The history of princesses and queens has become well-trodden ground in the women’s history genre, particularly the Tudors. Linda Porter’s The Thistle and the Rose, a life of Margaret Tudor, queen consort to James IV and mother of James V, provides a refreshing change in subject.
Margaret has had to share the stage with some of the most famous names and voices of the 16th century: Henry VII and his queen, Elizabeth of York; Henry VIII and his wives; and, of course, her namesake, Margaret Beaufort, the formidable Tudor matriarch who deftly helped place her son, the victor of Bosworth, on the throne. Margaret Tudor, though less considered in popular history, held equal if not greater sway in her contribution to history, as Porter demonstrates in her meticulously detailed biography of the English princess turned queen of Scotland.
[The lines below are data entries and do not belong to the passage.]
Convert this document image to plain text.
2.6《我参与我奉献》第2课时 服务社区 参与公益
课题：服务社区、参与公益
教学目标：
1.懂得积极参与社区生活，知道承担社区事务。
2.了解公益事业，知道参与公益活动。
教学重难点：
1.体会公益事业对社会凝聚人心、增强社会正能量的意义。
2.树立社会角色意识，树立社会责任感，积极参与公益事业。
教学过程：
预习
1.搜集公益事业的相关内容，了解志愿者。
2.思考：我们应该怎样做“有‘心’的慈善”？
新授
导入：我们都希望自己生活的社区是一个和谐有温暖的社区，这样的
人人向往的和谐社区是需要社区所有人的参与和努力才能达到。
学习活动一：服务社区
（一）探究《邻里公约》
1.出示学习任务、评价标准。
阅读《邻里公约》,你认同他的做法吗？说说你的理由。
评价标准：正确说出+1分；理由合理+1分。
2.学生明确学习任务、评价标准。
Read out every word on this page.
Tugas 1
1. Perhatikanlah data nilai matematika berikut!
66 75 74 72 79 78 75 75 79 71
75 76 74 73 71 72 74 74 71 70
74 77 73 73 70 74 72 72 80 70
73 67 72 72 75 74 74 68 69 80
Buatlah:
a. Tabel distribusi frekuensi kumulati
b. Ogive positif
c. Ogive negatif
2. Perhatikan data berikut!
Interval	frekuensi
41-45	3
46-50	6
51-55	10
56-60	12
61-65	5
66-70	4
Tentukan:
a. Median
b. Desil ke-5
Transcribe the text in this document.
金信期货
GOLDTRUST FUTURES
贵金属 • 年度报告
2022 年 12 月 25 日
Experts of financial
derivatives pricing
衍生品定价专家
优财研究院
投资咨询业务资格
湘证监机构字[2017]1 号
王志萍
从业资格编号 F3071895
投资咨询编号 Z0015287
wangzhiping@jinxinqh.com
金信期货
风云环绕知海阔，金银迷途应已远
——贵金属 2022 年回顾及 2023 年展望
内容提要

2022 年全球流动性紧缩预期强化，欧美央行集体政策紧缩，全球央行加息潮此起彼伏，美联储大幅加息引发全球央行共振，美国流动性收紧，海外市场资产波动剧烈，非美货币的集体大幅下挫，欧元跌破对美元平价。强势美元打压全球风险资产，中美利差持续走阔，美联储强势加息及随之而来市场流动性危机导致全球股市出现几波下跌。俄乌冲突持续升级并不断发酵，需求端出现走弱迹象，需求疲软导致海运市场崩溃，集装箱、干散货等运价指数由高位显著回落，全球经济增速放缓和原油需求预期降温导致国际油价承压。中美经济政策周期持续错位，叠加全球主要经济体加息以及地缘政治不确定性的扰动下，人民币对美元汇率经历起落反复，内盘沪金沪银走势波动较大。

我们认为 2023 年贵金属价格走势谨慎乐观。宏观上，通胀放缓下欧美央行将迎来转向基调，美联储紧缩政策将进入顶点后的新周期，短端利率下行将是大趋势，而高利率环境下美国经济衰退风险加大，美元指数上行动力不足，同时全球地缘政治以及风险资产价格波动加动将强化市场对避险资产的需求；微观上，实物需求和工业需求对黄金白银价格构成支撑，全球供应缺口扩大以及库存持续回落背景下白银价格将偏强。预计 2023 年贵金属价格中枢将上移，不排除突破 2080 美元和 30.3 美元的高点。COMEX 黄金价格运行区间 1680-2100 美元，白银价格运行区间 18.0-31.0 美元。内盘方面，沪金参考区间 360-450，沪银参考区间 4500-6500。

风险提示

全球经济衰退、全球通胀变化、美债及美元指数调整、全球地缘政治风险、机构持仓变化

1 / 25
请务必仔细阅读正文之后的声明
The relationship between England and Scotland was fraught, with two centuries of war played out in the borderlands, a frontier zone peppered with garrisons. Margaret’s marriage to James IV of Scotland was intended to put an end to the fighting. Margaret’s importance to Anglo-Scottish peace has perhaps been overlooked by historians, but to her contemporaries, her marriage was a significant one. Aged 13 (young even by the standards of the time), Margaret travelled from Richmond to Scotland while still in mourning. The recent loss of her mother and her brother Arthur ‘shook the royal family to its core’. Henry VII and Elizabeth had lived in fidelity, having built a marriage on love as well as duty, a union following the Wars of the Roses. If Margaret had the same expectations for her relationship with James IV she would be disappointed.
James was young, attractive and a notorious philanderer, with an established mistress.